Nobody believes that the public prosecutors can run an independent investigation. Zbigniew Ziobro is both justice minister and prosecutor general. He controls all prosecutors and can intervene in any case. He would not allow any real investigation against himself.

The only person who could do something about this situation is PM Mateusz Morawiecki. But he depends on Jarosław Kaczyński who is not going to act against powerful minister Ziobro, lead candidate in Kraków in the October elections.

Mateusz Morawiecki, said in a statement that

“I demanded explanations from the minister of justice in this matter. We will see what these explanations will be and take the appropriate decisions”.

So far only Łukasz Piebiak resigned. It was important to mention that Piebiak is himself a judge who was contracted by the Ministry. He was a regional judge, who played a leading role in the controversial judiciary reform that gave his boss, Minister Ziobro, new competences, including the power to dismiss court presidents, and the appointment to key positions of PiS-leaning judges with close professional and personal links to the minister himself.

Minister Ziobro used these powers and promoted mediocre judges, also judges with disciplinary problems, so that they will be thankful and loyal to him. The consequences of such policy we can see now.

The network within the Ministry of Justice is compared to mafia by many liberal commentators, and Emilia to a crown witness who can expose all the abnormalities.

“I apologize to those who I have smeared. I regret it. I wish I could turn back time” – reads a statement published by “Gazeta Wyborcza”, written by Emilia. “Poland, the Poles, must find out the truth about the propaganda machine and destroying of people in Poland,” she added.

Dozens of screen shots of conversations on WhatsApp group were published. It was a group of PiS-friendly judges who were exchanging idea on how to discredit other, critical, judges.

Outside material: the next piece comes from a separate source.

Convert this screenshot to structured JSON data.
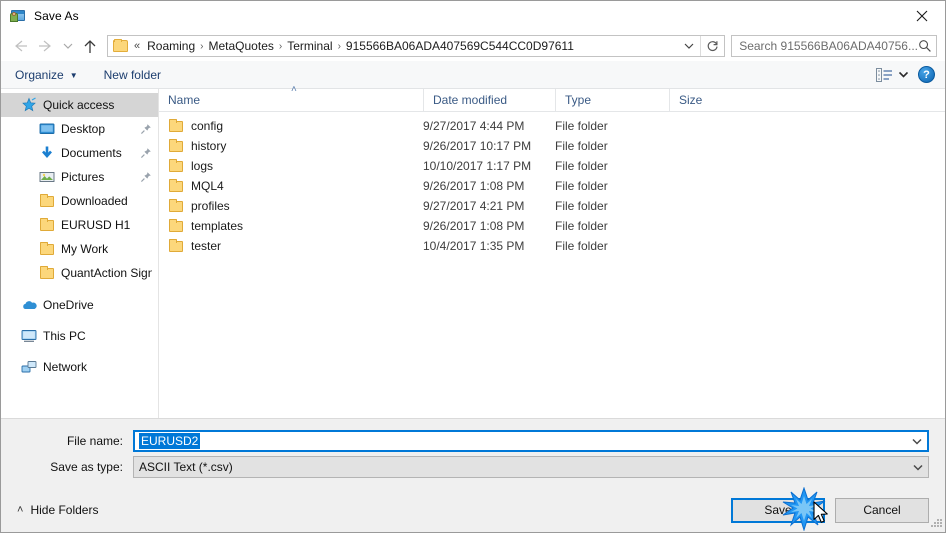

One of the ideas was to organize a campaign of hateful and vulgar postcards to prof. Małgorzata Gersdorf, president of the Supreme Court, who was fighting passionately for the independence of the judiciary in Poland. It was an idea of judge Konrad Wytrykowski, member of the newly created Disciplinary Chamber in the Supreme Court.

There were more judges from this Chamber and new National Committee of the Judiciary, both fully dominated by PiS, on the WhatsApp list. They were all appointed by PiS to ensure a moral renewal of the judiciary. And indeed they brought new standers, organizing a mass hate speech campaign against their more successful colleagues with use of public funds and classified information.

In an interview with Bloomberg, Warsaw University political scientist Anna Materska-Sosnowska said that:

“This is an assault on the judicial branch coming from the justice ministry, so the scope of this scandal is beyond any scale,” adding, “In normal circumstances this should provoke an earthquake and a wave of dismissals at the justice ministry. Will it happen two months ahead of elections? I don’t think so.”